Jum'ah was awarded an honorary doctorate by Hankuk University, Seoul in April 2007.

== Professional life ==

=== Early years at Aramco: 1968 - 1995===
After his graduation in 1968, Jum'ah joined Aramco (presently, Saudi Aramco), initially in the government affairs department and later in the public relations department as the general supervisor of publications. He was promoted to department manager in 1975.

He moved to Aramco's Power Systems department in 1977, where he began a series of leadership assignments and worked closely with the development of the Saudi Consolidated Electric Company (SCECO) for the Eastern Province - SCECO-East. He was appointed to his first executive position at Aramco in 1981 as vice president of the power systems division and concurrently served as the first Saudi Managing Director of SCECO-East.

In 1984, he became Aramco's vice president of government affairs and then promoted to senior vice president of industrial relations in 1988. That same year the company's name was changed to Saudi Arabian Oil Company (or, Saudi Aramco) to reflect a formal shift in management and operation's control of the company to the Saudi government. In 1991, he moved to Saudi Arabian Oil Company's International Operations and was named its executive vice president a year later.

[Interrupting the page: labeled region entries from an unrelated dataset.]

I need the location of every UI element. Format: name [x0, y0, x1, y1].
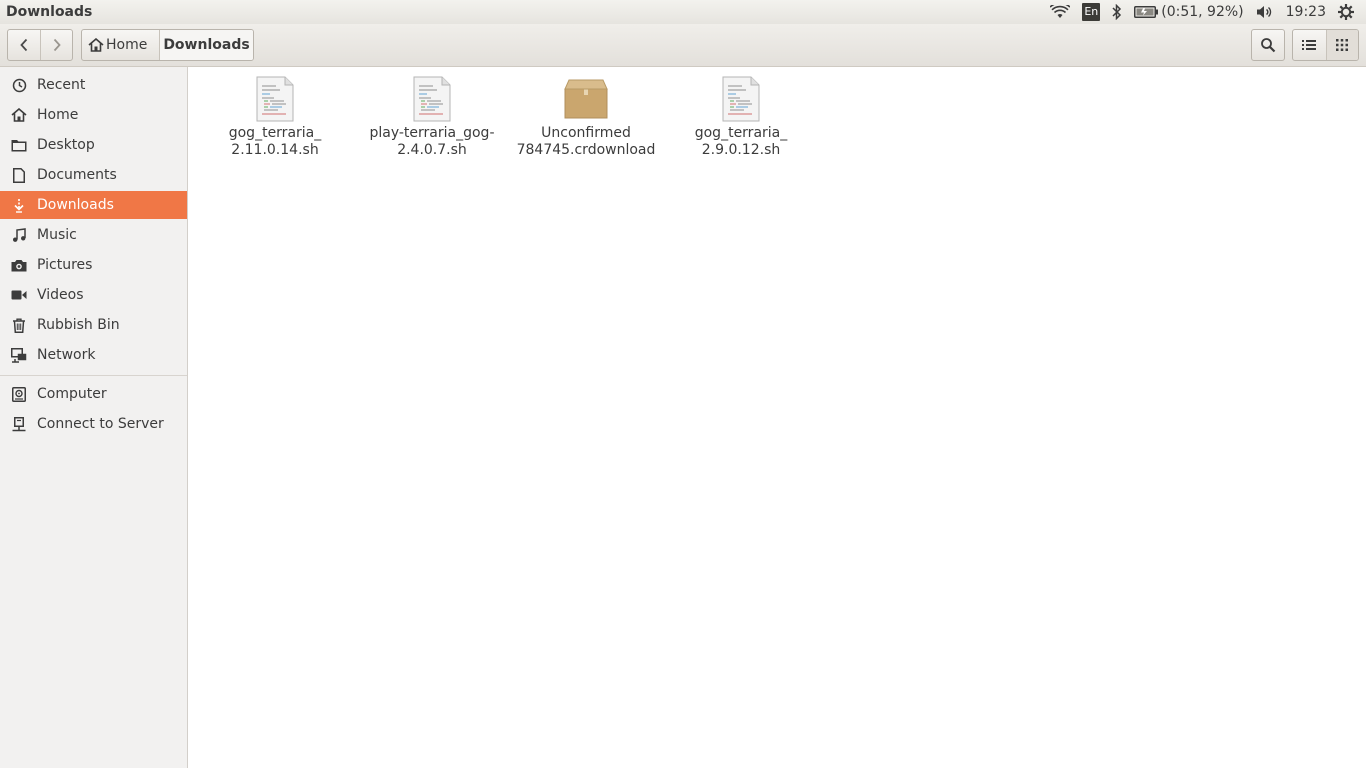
sidebar-item-recent[interactable]: Recent: [0, 71, 187, 99]
window-title: Downloads: [6, 4, 93, 20]
trash-icon: [10, 316, 28, 334]
file-item[interactable]: play-terraria_gog- 2.4.0.7.sh: [357, 75, 507, 159]
battery-icon: [1134, 6, 1159, 18]
download-icon: [10, 196, 28, 214]
indicator-area: En (0:51, 92%) 19:23: [1044, 0, 1366, 24]
music-icon: [10, 226, 28, 244]
sidebar-item-label: Music: [37, 227, 77, 243]
toolbar: Home Downloads: [0, 24, 1366, 67]
file-item[interactable]: Unconfirmed 784745.crdownload: [511, 75, 661, 159]
sidebar-item-computer[interactable]: Computer: [0, 380, 187, 408]
file-item[interactable]: gog_terraria_ 2.11.0.14.sh: [200, 75, 350, 159]
back-button[interactable]: [8, 30, 40, 60]
sidebar-item-label: Home: [37, 107, 79, 123]
sidebar-item-music[interactable]: Music: [0, 221, 187, 249]
battery-status-text: (0:51, 92%): [1161, 4, 1244, 20]
document-icon: [10, 166, 28, 184]
breadcrumb-current-label: Downloads: [163, 37, 250, 53]
bluetooth-icon[interactable]: [1106, 0, 1128, 24]
breadcrumb: Home Downloads: [81, 29, 254, 61]
sidebar-item-desktop[interactable]: Desktop: [0, 131, 187, 159]
camera-icon: [10, 256, 28, 274]
sidebar-item-label: Network: [37, 347, 96, 363]
view-switcher: [1292, 29, 1359, 61]
sidebar-item-label: Connect to Server: [37, 416, 164, 432]
language-label: En: [1082, 3, 1101, 21]
breadcrumb-current[interactable]: Downloads: [159, 30, 253, 60]
script-file-icon: [408, 75, 456, 123]
sidebar-item-pictures[interactable]: Pictures: [0, 251, 187, 279]
network-icon: [10, 346, 28, 364]
chevron-right-icon: [53, 38, 61, 52]
sidebar-item-label: Rubbish Bin: [37, 317, 120, 333]
file-name: gog_terraria_ 2.11.0.14.sh: [228, 125, 322, 158]
sidebar-item-videos[interactable]: Videos: [0, 281, 187, 309]
sidebar-item-label: Desktop: [37, 137, 95, 153]
file-name: Unconfirmed 784745.crdownload: [516, 125, 656, 158]
sidebar-item-label: Documents: [37, 167, 117, 183]
sidebar-item-label: Downloads: [37, 197, 114, 213]
sidebar-item-network[interactable]: Network: [0, 341, 187, 369]
home-icon: [88, 38, 104, 52]
clock-icon: [10, 76, 28, 94]
home-icon: [10, 106, 28, 124]
file-item[interactable]: gog_terraria_ 2.9.0.12.sh: [666, 75, 816, 159]
file-name: play-terraria_gog- 2.4.0.7.sh: [369, 125, 495, 158]
file-name: gog_terraria_ 2.9.0.12.sh: [694, 125, 788, 158]
breadcrumb-home[interactable]: Home: [82, 30, 159, 60]
sidebar-item-label: Recent: [37, 77, 86, 93]
forward-button[interactable]: [40, 30, 72, 60]
sidebar-item-downloads[interactable]: Downloads: [0, 191, 187, 219]
sidebar-item-connect-to-server[interactable]: Connect to Server: [0, 410, 187, 438]
chevron-left-icon: [20, 38, 28, 52]
script-file-icon: [251, 75, 299, 123]
clock-text: 19:23: [1285, 4, 1326, 20]
grid-view-icon: [1336, 39, 1349, 51]
sidebar-item-documents[interactable]: Documents: [0, 161, 187, 189]
sidebar-item-home[interactable]: Home: [0, 101, 187, 129]
sidebar: Recent Home Desktop Documents Downloads …: [0, 67, 188, 768]
computer-icon: [10, 385, 28, 403]
sidebar-item-label: Videos: [37, 287, 84, 303]
file-view[interactable]: gog_terraria_ 2.11.0.14.sh play-terraria…: [192, 67, 1366, 768]
search-button[interactable]: [1251, 29, 1285, 61]
sidebar-item-rubbish-bin[interactable]: Rubbish Bin: [0, 311, 187, 339]
sidebar-item-label: Pictures: [37, 257, 93, 273]
navigation-buttons: [7, 29, 73, 61]
search-icon: [1261, 38, 1276, 53]
list-view-icon: [1302, 40, 1317, 50]
clock[interactable]: 19:23: [1280, 0, 1332, 24]
keyboard-layout-indicator[interactable]: En: [1076, 0, 1106, 24]
list-view-button[interactable]: [1293, 30, 1326, 60]
sidebar-item-label: Computer: [37, 386, 107, 402]
top-panel: Downloads En (0:51, 92%) 19:23: [0, 0, 1366, 24]
server-icon: [10, 415, 28, 433]
video-icon: [10, 286, 28, 304]
battery-indicator[interactable]: (0:51, 92%): [1128, 0, 1249, 24]
sidebar-separator: [0, 375, 187, 376]
folder-icon: [10, 136, 28, 154]
script-file-icon: [717, 75, 765, 123]
package-icon: [562, 75, 610, 123]
wifi-icon[interactable]: [1044, 0, 1076, 24]
volume-icon[interactable]: [1250, 0, 1280, 24]
grid-view-button[interactable]: [1325, 30, 1358, 60]
session-gear-icon[interactable]: [1332, 0, 1360, 24]
breadcrumb-home-label: Home: [106, 37, 148, 53]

In this capacity, he gained considerable experience in marketing, industrial relations, and negotiations on an international level.

He led the company's downstream expansion, or international distribution of Saudi Aramco's products; his stated goals were to "protect and potentially increase the market share of Arabian crude, maximize the revenues from the sale of Arabian crude, and provide secure outlets through strategic alliances with refining companies in our major markets" . He was instrumental in the creation of joint ventures with international firms in the United States (1988), South Korea (1991), the Philippines (1994), and Greece (1995). He was named to the company's board of directors in 1994.

===CEO of Saudi Aramco: 1995 - 2009===
In December 1995, by a royal decree, Jum'ah was named President and CEO of Saudi Aramco, when the then CEO - Ali Al-Naimi, was appointed minister of petroleum and mineral resources for the Kingdom of Saudi Arabia. In his new role, Jum'ah retained the American style of management, with a focus on innovation, and effectively tackled the challenges that the world witnessed post 9/11.

After four decades with Saudi Aramco and almost 14 years as its president and chief executive officer, he decided to retire from the company effective 1 January 2009. He was by succeeded by Khalid A. Al-Falih.

== Board memberships ==
Jum'ah currently serves as a director of The Saudi Investment Bank and of the Saudi Arabian Supreme Council of Petroleum and Mineral Affairs. On 15 July 2010, he was appointed as the Director, Member of Nominating & Corporate Governance Committee and Member of Health, Safety & Environment Committee of Halliburton.

He has served as the chairman of Motiva Enterprises, a joint venture of Saudi Aramco, Shell, and Texaco based in Houston, Texas and was on the boards of the U.S.-Saudi Arabian Business Council, Aramco Services Company, Saudi Refining, S-Oil, Petron Corporation, Motor Oil Hellas, and Saudi Petroleum International.

Jum'ah has been a trustee of the American University in Cairo since 1998. He was selected as winner of the prestigious Petroleum Executive of the Year Award for 2005.